Don't know 'bout you, but there are some errors I've made as a young boy that I just can't forget every time I hear certain songs. Do you have any stuck in your memory too?
"The Air That I Breathe" - The Hollies > I used to think this one was Badfinger and much later, Air Supply until I finally learned who.
"Something In The Air" - Thunderclap Newman > Another one I figured had to be Badfinger. Who could ever remember the name Thunderclap Newman anyway? Tom Petty & The Heartbreakers remade this one perfectly for modern audiences to find.
"Don't Fear The Reaper" - Blue Oyster Cult > In 1976 I asked my father to hurry-up and buy Boston's "More Than A Feeling" thinking it was "Don't Fear The Reaper." The song was good enough that I didn't realize until years later that it wasn't the tune I wanted. "...Reaper" is my type of tune...atmospheric hard rock. The type of style I'd come to prefer in all my favorite artists.
"Turning Japanese" - The Vapors > Due to the fact The Vapors never had another big hit in America, I fell victim to thinking that the buzz surrounding The Cars was due to this song. It seemed a lifetime in kid-years before I'd realize that the band singing "Just What I Needed" was not the band singing "Turning Japanese". I eventually would like The Cars, but I would have loved to have had a Vapors album at the time. In '84 I got a cassette copy of New Clear Days. In the '90's I found out there was another record, Magnets. I loved it even more than the first album. A great band that deserved more hits. They certainly wrote enough radio potent songs to warrant it!
"I Melt With You" - Modern English > Even with the video in rotation, I don't think I ever saw it from the beginning title card or heard the d.j. mention the band's name on radio. So, good luck memorizing their name until I was an adult. Every time I heard it I thought, "Well, that's an alright tune, I guess" and gave the credit to a band called The Cure. Listening now, I can tell the vocal timbre isn't the same as any Cure song. But, with so much new music flooding the airwaves in the early '80's, it was hard to keep up.
"Give A Little Bit" - Supertramp > I was very shocked to find out this wasn't REO Speedwagon. The vocal box just seemed identical to me and this pseudo-anthem-style-guitar-strummer just had to be them. Wrong! I did like one REO tune I'd heard on the radio, the very upbeat "I Do' Wanna Know". At the time I hated "Take It On The Run" with its 'Heard it from a friend...' line. I flipped-out every time I heard that vocal timbre and big echo. Power-cheese to the max!

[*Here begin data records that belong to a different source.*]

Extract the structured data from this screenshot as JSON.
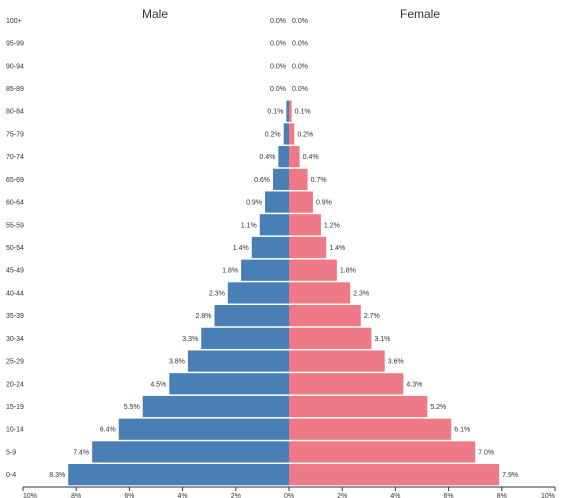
{
  "chart_data": {
    "type": "bar",
    "title_left": "Male",
    "title_right": "Female",
    "categories": [
      "0-4",
      "5-9",
      "10-14",
      "15-19",
      "20-24",
      "25-29",
      "30-34",
      "35-39",
      "40-44",
      "45-49",
      "50-54",
      "55-59",
      "60-64",
      "65-69",
      "70-74",
      "75-79",
      "80-84",
      "85-89",
      "90-94",
      "95-99",
      "100+"
    ],
    "series": [
      {
        "name": "Male",
        "values": [
          8.3,
          7.4,
          6.4,
          5.5,
          4.5,
          3.8,
          3.3,
          2.8,
          2.3,
          1.8,
          1.4,
          1.1,
          0.9,
          0.6,
          0.4,
          0.2,
          0.1,
          0.0,
          0.0,
          0.0,
          0.0
        ],
        "labels": [
          "8.3%",
          "7.4%",
          "6.4%",
          "5.5%",
          "4.5%",
          "3.8%",
          "3.3%",
          "2.8%",
          "2.3%",
          "1.8%",
          "1.4%",
          "1.1%",
          "0.9%",
          "0.6%",
          "0.4%",
          "0.2%",
          "0.1%",
          "0.0%",
          "0.0%",
          "0.0%",
          "0.0%"
        ],
        "color": "#4a7fb5"
      },
      {
        "name": "Female",
        "values": [
          7.9,
          7.0,
          6.1,
          5.2,
          4.3,
          3.6,
          3.1,
          2.7,
          2.3,
          1.8,
          1.4,
          1.2,
          0.9,
          0.7,
          0.4,
          0.2,
          0.1,
          0.0,
          0.0,
          0.0,
          0.0
        ],
        "labels": [
          "7.9%",
          "7.0%",
          "6.1%",
          "5.2%",
          "4.3%",
          "3.6%",
          "3.1%",
          "2.7%",
          "2.3%",
          "1.8%",
          "1.4%",
          "1.2%",
          "0.9%",
          "0.7%",
          "0.4%",
          "0.2%",
          "0.1%",
          "0.0%",
          "0.0%",
          "0.0%",
          "0.0%"
        ],
        "color": "#ee7a87"
      }
    ],
    "xlim": [
      -10,
      10
    ],
    "x_ticks": [
      -10,
      -8,
      -6,
      -4,
      -2,
      0,
      2,
      4,
      6,
      8,
      10
    ],
    "x_tick_labels": [
      "10%",
      "8%",
      "6%",
      "4%",
      "2%",
      "0%",
      "2%",
      "4%",
      "6%",
      "8%",
      "10%"
    ],
    "grid": false,
    "legend": "none"
  }
}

Speaking of REO ... When Roger Hodgson went solo from Supertramp with his great song "Had A Dream (Sleeping With The Enemy)" in '84, I thought it was Speedwagon yet again. After all, the face in the video sure coulda been the guy. And if I hadn't know better, Supertramp's most famous song of '79, "The Logical Song" could have been Geddy Lee of Rush singing a George Harrison number from '69 for all I knew !
"Live And Let Die" - Paul McCartney > "...You've got to give the other fella hell!" Great line, but I never knew it until recently! I thought it was "you've got to give the other fellow a hand" with the 'a' dropped for poetic license. Shit !
"Young Lust" - Pink Floyd > Not a big deal considering the purpose of the song, but a minor letdown that he isn't singing, "I need a valiant woman", "I need a valiant gal/girl".
"Where Do The Children Play ?" - Cat Stevens > Now you KNOW I'm not the only one who thinks he says 'Why' instead of 'Where' !
"Girl U Want" - Devo > Sometimes the mistakes aren't drastic errors, but misunderstandings of a different nature. In this classic 1980 radio staple I didn't understand that the accent should fall on 'just' instead of 'want' or 'girl'. To not destroy the flow of a sentence the artist must sing certain words in a way one would never speak. So, if Devo is singing with the accent on 'girl' or 'want', we're still supposed to understand that the accent is really spoken on the word 'just' for it all to make sense. Now that I'm no longer 12 yrs. old it makes sense to me.
*A more drastic example (one that I did figure out due to the spelling) was Men At Work's "Helpless Automaton". There's no 'i' to make it 'automation' regardless of their singing it that way. [The host of In The Studio messed it up anyway.]